The JVI was initially intended as a temporary structure to accompany the post-communist transition, expected to close in August 2004. In 2002, however, the sponsoring organizations decided to make it permanent. In the early 2010s, the Austrian government and the IMF were the JVI's main financial backers. They have extended their financial commitment to the JVI on a four-year basis, with renewals in 2010, 2014, 2018, and 2022.

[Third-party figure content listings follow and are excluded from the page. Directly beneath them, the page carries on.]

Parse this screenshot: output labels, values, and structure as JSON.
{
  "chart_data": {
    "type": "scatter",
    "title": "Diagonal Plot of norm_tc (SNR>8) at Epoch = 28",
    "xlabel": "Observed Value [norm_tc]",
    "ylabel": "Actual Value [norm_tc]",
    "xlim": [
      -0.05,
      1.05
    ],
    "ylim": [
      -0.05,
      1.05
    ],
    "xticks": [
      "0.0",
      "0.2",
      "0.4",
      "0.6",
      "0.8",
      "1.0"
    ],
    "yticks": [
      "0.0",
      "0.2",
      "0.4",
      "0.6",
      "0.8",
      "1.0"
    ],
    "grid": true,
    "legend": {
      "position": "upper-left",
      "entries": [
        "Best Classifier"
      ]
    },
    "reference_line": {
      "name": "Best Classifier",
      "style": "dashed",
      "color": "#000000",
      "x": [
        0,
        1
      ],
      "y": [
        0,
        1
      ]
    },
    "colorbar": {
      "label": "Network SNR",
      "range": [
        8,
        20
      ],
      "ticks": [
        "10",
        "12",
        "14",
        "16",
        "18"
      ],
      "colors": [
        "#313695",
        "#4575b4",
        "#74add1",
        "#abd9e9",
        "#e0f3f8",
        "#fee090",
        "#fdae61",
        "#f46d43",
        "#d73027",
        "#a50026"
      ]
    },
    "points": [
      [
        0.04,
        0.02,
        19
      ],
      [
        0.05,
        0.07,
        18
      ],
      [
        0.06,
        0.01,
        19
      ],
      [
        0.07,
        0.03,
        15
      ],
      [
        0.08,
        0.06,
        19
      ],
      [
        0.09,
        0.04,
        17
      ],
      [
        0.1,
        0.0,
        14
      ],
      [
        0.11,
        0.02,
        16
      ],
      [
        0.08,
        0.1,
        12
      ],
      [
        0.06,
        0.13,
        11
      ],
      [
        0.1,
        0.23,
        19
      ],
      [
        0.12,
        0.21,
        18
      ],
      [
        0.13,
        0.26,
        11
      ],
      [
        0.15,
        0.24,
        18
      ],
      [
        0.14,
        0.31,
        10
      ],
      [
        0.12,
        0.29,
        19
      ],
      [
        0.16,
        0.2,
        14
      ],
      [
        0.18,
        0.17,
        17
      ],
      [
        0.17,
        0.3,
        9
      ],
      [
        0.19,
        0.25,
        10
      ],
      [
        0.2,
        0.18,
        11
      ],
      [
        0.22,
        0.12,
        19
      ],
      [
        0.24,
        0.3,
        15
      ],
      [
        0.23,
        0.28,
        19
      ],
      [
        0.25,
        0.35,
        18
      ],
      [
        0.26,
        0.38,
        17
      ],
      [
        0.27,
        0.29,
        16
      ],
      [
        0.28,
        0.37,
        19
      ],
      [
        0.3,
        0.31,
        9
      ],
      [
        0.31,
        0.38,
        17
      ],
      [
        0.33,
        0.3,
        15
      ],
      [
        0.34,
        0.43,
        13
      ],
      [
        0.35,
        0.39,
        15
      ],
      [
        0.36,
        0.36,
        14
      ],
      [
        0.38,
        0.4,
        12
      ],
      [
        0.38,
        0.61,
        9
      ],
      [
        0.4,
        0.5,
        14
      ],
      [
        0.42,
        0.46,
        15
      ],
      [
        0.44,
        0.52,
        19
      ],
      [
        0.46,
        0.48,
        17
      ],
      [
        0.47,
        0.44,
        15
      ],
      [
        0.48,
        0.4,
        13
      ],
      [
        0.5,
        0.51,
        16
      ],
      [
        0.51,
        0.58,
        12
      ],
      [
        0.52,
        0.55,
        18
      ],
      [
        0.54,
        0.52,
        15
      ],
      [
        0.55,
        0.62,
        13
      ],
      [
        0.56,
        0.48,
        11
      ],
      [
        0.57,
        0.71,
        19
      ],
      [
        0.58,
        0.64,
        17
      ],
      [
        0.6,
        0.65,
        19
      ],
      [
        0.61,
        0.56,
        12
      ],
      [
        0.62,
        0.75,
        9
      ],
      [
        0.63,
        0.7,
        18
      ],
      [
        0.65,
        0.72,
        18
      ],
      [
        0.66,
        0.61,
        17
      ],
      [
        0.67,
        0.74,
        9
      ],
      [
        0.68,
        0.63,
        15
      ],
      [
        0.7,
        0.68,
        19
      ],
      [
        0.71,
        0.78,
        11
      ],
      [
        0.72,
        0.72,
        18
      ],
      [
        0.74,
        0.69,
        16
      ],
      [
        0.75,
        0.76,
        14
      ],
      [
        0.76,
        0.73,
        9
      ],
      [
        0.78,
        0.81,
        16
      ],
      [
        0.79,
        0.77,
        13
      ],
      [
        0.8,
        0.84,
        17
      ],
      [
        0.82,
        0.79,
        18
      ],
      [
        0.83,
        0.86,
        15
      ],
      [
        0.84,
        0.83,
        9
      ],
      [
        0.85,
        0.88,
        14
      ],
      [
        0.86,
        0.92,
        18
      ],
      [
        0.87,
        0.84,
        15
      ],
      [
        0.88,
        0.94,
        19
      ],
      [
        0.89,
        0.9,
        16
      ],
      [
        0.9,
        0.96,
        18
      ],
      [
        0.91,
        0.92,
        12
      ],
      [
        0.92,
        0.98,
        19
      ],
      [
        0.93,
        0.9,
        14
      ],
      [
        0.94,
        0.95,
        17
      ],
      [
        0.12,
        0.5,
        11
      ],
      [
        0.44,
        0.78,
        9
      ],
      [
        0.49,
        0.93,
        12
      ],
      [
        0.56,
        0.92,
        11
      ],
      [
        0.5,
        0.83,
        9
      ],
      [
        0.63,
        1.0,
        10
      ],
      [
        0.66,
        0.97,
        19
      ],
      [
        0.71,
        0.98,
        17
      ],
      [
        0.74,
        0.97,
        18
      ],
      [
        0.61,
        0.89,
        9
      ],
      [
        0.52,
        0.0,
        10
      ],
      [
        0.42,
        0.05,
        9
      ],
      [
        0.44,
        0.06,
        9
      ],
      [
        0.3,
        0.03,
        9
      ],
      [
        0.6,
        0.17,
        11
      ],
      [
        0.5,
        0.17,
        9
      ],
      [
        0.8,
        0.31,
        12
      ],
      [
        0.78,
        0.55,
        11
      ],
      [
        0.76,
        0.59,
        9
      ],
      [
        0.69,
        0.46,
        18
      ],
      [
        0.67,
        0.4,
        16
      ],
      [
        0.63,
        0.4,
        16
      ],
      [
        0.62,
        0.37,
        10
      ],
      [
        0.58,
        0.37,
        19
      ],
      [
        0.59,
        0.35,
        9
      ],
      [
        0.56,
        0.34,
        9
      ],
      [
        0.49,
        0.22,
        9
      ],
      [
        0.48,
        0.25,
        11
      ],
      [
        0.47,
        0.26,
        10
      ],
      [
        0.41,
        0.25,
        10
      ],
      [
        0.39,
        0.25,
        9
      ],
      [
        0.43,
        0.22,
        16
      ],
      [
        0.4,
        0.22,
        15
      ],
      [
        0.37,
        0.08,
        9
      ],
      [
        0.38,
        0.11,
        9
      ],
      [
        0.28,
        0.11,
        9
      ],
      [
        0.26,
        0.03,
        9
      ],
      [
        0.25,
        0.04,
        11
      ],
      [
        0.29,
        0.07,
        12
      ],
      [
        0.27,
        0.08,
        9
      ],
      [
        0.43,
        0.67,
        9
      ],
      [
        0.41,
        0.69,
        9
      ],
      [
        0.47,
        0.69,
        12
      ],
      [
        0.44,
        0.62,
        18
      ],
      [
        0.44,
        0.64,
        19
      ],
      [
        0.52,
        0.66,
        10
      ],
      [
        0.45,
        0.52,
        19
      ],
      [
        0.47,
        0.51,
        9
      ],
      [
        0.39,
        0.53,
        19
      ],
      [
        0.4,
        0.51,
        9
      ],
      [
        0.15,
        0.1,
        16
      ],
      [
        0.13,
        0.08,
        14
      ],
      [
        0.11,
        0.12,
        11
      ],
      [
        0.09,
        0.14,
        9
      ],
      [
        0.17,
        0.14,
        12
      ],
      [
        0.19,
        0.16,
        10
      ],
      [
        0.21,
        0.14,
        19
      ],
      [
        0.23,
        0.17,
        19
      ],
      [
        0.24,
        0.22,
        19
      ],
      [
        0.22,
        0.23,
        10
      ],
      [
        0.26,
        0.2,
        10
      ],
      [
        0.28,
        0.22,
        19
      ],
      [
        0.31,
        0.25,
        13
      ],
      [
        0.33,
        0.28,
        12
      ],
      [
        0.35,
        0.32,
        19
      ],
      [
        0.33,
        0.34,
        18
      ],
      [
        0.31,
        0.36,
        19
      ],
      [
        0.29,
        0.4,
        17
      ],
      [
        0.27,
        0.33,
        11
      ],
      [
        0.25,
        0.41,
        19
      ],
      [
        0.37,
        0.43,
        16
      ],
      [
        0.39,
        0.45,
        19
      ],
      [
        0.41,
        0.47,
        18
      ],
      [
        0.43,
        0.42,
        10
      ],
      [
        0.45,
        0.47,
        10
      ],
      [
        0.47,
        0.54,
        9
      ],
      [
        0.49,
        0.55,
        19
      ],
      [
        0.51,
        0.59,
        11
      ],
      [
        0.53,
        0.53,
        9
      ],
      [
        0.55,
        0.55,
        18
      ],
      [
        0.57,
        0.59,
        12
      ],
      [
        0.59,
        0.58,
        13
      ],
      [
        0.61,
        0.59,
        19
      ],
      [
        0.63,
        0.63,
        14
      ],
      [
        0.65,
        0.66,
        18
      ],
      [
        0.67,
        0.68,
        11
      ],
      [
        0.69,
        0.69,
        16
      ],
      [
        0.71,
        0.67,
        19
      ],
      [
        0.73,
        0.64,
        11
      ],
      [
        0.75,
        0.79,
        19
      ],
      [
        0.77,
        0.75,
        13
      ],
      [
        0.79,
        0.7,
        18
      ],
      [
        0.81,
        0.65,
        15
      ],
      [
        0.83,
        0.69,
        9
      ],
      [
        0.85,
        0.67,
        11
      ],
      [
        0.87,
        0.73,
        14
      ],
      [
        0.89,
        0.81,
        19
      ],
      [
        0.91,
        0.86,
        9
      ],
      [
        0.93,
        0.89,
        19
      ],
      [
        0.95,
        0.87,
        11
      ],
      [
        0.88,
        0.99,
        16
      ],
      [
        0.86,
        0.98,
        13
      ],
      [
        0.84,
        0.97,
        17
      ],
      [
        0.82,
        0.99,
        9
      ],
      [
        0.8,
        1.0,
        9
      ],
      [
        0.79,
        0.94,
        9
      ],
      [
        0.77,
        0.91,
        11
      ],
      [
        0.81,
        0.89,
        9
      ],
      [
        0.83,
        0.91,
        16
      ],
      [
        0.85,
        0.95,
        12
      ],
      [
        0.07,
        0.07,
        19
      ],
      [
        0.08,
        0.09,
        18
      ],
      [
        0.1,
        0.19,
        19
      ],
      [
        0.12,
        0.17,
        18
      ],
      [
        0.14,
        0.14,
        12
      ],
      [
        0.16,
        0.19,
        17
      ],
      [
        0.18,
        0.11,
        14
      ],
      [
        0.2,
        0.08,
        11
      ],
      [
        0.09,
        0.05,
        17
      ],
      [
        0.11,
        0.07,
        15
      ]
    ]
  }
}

The JVI's membership was expanded beyond the founders to include the World Trade Organization (WTO) in 1998 and the European Investment Bank (EIB) in 2013. The European Commission, which supported the JVI from the start but declined to be one of its founding members for legal reasons, gained observer status in 2007.

==Leadesrhip==

- Andrew Beith, Director 1992-1995
- Horst Struckmeyer, Director ca. 1995-1998
- Lindsay Wolfe, Director ca. 1998-2002
- Pamela Bradley, Director ca. 2002-2006
- Eduard Hochreiter, Director 2006-2012
- Norbert Funke, Director 2012-2016
- Thomas Richardson, Director 2016-2020
- Hervé Joly, Director since 2020

==Influence==

The JVI's perceived success has inspired the IMF to co-sponsor similar ventures in other regions:
- the Singapore Regional Training Institute (STI) established in 1998-1999 with the Singaporean government;
- the Joint Africa Institute in Abidjan (1999-2009) and Joint Partnership for Africa in Tunis (2010-2017), both with the African Development Bank;
- the IMF–Arab Monetary Fund Regional Training Program also established in 1999 and superseded in 2011 by the IMF–Middle East Center for Economics and Finance (MECEF) in Kuwait City;
- the Joint China-IMF Training Program (CTP) established in 2000 with the People’s Bank of China and succeeded in 2018 by the China-IMF Capacity Development Center (CICDC);
- the Joint Regional Training Center for Latin America (BTC), active in Brazil from 2001 to 2020;
- the Joint India-IMF Training Program (ITP), established in 2006 with the Reserve Bank of India with support from Australia and succeeded in 2017 by the South Asia Regional Training and Technical Assistance Center (SARTTAC);
- the Africa Training Institute (ATI) established in 2013 in Mauritius.

Since 2016, these are collectively referred to by the IMF as Regional Capacity Development Centers (RCDCs).